Libri senza parole: a chi fanno paura?

Ci sono delle tematiche che stanno particolarmente a cuore ad un libraio, sulle quali ragiona a lungo ponendosi molteplici domande.

Una di queste riguarda i libri senza parole, croce e delizia di chiunque si occupi di letteratura illustrata. Delizia perché i silent books (appunto libri senza parole) oggettivamente, quando ben fatti, sono una meraviglia per gli occhi e per lo spirito.

Croce perché sono molto difficili da far apprezzare e vendere, se non ad un pubblico già piuttosto esperto ed appassionato di libri per l’infanzia.

In effetti l’idea di un libro nel quale non ci sia scritto nulla è piuttosto strana e fa a pugni con l’idea convenzionale che ciascuno di noi ha dei libri.

Tuttavia se ci poniamo la domanda su cosa sia indispensabile che un libro faccia per potersi definire libro, credo ci troveremo tutti d’accordo sul fatto che un libro, per potersi definire tale, debba raccontare una storia.

E credo non sarebbe difficile nemmeno concordare all’unanimità sul fatto che esistano molteplici modi di raccontare una storia e che la parola scritta non sia che uno di questi modi.

Ecco che allora, fatte queste riflessioni, probabilmente risulterà già meno ostico concepire l’idea di un libro nel quale la storia non venga raccontata dal testo, bensì dalle immagini. Un libro nel quale la potenza delle illustrazioni sia tale, da non aver bisogno di un testo di accompagnamento, che andrebbe ad impoverire i contenuti invece che arricchirli.

Ho scelto, per trattare questa tematica, un silent book meraviglioso, Passeggiata col cane, appena pubblicato da Camelozampa editore, illustrato da Sven NordQvist.

L’ho scelto perché tutto ciò che stiamo dicendo si può evincere con facilità sfogliando questo libro. Guardiamone qualche pagina.

Questo è uno di quei silent che possiamo definire “brulicanti“, perché ogni pagina “brulica” di immagini, oggetti, personaggi, azioni, situazioni che fanno sì che intorno alla storia principale se ne possano rintracciare moltissime altre, tutte da “leggere”, scovare e intrecciare tra loro.
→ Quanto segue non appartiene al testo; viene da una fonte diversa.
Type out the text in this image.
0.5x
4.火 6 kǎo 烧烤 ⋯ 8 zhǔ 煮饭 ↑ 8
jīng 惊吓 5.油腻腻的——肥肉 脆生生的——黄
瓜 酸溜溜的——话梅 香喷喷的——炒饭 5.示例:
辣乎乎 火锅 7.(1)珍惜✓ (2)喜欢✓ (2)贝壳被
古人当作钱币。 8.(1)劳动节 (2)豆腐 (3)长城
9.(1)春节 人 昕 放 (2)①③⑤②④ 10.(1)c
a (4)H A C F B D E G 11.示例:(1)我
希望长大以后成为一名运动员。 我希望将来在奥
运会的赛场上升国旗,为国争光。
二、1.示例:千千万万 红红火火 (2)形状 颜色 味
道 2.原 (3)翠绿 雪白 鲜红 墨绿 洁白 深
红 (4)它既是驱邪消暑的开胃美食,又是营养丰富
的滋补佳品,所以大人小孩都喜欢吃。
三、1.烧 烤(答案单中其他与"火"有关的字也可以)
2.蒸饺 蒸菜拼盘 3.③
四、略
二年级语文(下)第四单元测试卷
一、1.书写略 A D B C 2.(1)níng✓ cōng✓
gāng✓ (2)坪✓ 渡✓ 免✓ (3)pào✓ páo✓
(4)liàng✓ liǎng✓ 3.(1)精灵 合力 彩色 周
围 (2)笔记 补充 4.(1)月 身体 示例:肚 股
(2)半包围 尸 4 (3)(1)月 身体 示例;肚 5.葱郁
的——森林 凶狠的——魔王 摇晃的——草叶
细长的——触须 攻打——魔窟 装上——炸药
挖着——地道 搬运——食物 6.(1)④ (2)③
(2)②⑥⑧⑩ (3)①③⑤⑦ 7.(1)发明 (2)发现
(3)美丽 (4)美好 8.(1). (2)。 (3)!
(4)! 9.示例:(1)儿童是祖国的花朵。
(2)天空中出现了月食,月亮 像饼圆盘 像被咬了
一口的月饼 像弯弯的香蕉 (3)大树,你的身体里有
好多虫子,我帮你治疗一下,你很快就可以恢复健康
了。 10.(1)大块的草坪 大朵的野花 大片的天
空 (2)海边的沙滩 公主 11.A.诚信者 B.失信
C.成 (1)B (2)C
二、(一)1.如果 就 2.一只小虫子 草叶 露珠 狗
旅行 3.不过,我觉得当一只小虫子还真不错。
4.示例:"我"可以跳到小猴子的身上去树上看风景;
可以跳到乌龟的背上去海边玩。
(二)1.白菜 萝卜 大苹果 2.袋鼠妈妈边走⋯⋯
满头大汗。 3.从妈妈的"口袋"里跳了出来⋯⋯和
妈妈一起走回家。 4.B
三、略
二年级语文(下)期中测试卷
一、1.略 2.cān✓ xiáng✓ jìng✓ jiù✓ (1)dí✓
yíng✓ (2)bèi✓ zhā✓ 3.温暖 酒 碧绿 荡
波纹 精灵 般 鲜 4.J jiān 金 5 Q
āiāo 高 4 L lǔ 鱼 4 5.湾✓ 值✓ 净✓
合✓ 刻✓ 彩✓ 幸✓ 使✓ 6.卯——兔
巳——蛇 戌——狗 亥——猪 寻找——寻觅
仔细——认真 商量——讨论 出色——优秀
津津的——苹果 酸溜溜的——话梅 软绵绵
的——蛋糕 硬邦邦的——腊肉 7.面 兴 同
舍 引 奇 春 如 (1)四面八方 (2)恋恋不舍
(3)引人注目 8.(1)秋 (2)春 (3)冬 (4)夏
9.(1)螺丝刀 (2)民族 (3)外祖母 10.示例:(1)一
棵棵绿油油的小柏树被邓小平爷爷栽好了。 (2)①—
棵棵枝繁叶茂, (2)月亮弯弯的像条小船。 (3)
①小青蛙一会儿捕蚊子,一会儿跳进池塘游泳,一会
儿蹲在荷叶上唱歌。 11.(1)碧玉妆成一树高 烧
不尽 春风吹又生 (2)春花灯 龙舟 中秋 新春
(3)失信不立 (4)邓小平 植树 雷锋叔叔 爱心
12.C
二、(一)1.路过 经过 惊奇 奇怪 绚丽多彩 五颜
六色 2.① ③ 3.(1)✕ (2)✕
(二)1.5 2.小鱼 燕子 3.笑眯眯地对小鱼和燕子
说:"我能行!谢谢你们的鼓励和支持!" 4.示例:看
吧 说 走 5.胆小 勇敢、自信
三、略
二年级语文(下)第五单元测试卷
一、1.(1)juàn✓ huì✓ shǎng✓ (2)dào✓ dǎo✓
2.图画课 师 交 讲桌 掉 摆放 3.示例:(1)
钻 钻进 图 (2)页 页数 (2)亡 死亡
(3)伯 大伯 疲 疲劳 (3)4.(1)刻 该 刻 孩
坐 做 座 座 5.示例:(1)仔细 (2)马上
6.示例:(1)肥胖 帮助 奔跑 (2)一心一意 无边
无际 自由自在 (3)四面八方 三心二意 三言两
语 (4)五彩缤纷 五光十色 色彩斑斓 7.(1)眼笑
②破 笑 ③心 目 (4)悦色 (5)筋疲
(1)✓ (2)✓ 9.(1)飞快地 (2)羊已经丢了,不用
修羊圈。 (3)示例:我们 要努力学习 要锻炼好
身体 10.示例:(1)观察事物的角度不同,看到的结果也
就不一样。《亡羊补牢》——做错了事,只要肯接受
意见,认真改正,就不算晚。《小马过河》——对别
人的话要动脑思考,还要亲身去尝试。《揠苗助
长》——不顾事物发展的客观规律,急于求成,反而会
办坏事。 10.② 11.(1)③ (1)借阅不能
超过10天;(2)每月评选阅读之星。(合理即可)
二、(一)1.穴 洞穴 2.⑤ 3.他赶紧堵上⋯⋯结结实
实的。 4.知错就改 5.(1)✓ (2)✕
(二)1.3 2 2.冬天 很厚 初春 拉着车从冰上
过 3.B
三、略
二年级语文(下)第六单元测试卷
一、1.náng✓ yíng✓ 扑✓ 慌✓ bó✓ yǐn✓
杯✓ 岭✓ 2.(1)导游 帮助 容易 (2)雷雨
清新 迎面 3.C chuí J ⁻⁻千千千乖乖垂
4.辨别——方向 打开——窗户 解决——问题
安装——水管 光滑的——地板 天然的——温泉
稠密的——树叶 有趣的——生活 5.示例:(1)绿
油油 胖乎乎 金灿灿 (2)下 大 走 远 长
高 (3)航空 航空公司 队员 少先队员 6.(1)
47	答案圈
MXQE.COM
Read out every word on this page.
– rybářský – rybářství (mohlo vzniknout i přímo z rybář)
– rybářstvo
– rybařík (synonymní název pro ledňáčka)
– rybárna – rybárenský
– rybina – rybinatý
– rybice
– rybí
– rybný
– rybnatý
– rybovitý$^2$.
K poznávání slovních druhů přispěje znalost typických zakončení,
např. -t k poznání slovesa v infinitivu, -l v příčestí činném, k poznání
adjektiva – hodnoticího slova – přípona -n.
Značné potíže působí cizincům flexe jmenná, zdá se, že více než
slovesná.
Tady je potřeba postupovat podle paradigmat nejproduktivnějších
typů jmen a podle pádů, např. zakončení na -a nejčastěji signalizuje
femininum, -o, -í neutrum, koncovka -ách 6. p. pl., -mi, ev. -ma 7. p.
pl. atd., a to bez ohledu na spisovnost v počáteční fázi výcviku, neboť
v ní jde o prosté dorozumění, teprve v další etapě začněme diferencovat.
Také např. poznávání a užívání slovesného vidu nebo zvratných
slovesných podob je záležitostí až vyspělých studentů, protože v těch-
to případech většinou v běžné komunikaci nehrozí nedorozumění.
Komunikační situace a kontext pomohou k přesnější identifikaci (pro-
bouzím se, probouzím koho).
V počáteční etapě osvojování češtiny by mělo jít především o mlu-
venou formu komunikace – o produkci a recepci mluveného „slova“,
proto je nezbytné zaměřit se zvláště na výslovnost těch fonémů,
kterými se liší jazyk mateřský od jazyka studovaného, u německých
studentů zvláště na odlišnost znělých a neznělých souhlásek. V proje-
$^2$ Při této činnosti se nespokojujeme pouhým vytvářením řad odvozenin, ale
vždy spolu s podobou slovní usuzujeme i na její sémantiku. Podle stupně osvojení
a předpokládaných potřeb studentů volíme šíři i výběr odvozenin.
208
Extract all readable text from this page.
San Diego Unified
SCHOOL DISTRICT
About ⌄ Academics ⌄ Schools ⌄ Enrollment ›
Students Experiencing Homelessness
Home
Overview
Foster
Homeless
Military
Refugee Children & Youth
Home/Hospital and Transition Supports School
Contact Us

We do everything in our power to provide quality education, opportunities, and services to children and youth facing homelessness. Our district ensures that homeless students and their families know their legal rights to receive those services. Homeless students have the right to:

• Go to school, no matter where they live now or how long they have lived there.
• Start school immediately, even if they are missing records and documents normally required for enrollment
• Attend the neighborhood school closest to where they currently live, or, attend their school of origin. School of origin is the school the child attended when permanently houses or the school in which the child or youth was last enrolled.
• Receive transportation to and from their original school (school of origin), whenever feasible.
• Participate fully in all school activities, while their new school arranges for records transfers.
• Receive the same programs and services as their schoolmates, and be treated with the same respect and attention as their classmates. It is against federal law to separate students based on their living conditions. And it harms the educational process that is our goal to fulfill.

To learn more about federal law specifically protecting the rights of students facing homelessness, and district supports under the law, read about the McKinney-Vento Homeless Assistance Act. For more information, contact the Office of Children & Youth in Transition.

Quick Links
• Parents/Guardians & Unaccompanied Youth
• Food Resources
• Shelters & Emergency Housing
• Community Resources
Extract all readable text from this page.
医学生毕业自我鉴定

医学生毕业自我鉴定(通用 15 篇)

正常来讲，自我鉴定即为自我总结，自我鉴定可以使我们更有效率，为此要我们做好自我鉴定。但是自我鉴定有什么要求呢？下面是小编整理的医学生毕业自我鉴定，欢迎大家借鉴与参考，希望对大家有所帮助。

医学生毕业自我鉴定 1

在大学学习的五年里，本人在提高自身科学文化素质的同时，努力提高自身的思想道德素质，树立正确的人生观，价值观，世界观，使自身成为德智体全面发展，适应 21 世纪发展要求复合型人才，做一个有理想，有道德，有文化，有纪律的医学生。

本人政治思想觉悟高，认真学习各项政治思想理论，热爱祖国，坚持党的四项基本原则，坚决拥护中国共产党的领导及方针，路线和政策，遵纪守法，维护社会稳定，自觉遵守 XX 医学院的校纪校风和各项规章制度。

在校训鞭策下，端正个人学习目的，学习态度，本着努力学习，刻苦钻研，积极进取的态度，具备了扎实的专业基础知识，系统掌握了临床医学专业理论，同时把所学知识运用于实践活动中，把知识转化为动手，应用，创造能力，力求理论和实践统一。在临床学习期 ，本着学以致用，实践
Così se la narrazione ufficiale, quella cioè in primo piano, riguarda un bambino che saluta la nonna per avventurarsi in una passeggiata col cane tutta da scoprire, intorno ad essa si snodano mille altre vicende che stanno sullo sfondo ma nel contempo sono intrecciate alla principale.

Ciò a dimostrare che un illustratore è a tutti gli effetti un autore, nella misura in cui narra una storia utilizzando semplicemente un differente codice narrativo rispetto alla lingua scritta.

Ma veniamo adesso alla domanda che mi sta più a cuore: perché offrire un silent book ai bambini? E prima ancora: perché scrivere o pubblicare dei silent books?

Rispondere in modo approfondito a queste domande richiederebbe moltissimo tempo, ma di seguito voglio individuare in due punti ciò che rende le storie senza parole dei grandi libri.

  • Abbattono qualsiasi barriera linguistica e sociale. Basti pensare al progetto Ibby “Libri senza parole. Destinazione Lampedusa” , nato nel 2012 nato con l’idea di selezionare i migliori silent pubblicati in tutto il mondo per creare una biblioteca per l’infanzia e l’adolescenza a Lampedusa.
  • Lasciano i bambini liberi di esplorare e narrare sperimentando un codice narrativo diverso che pur avendo le proprie regole, dona maggiore libertà di azione al lettore, narrando mille storie invece di una.

Quindi, venendo alla domanda inizale: Chi ha paura dei libri senza parole?

Sicuramente non i bambini, che con il giusto approccio sono capaci di trascorrere intere ore su una sola pagina, cercando storie, oggetti e particolari.

Nel fare ciò sono propensi, dalla mia esperienza, soprattutto i bambini in età prescolare, forse non ancora troppo condizionati dalle regole della narrazione testuale.

Ma soprattutto ad averne paura sono gli adulti, che perdono la sicurezza della storia comunemente intesa, con inizio, svolgimento e conclusione preconfezionati, rassicuranti e non soggetti ad interpretazione. A loro è richiesto lo sforzo maggiore, quello di abbandonare il sentiero già battuto, per avventurarsi in strade che, eliminata la reticenza iniziale, possono condurre assai lontano.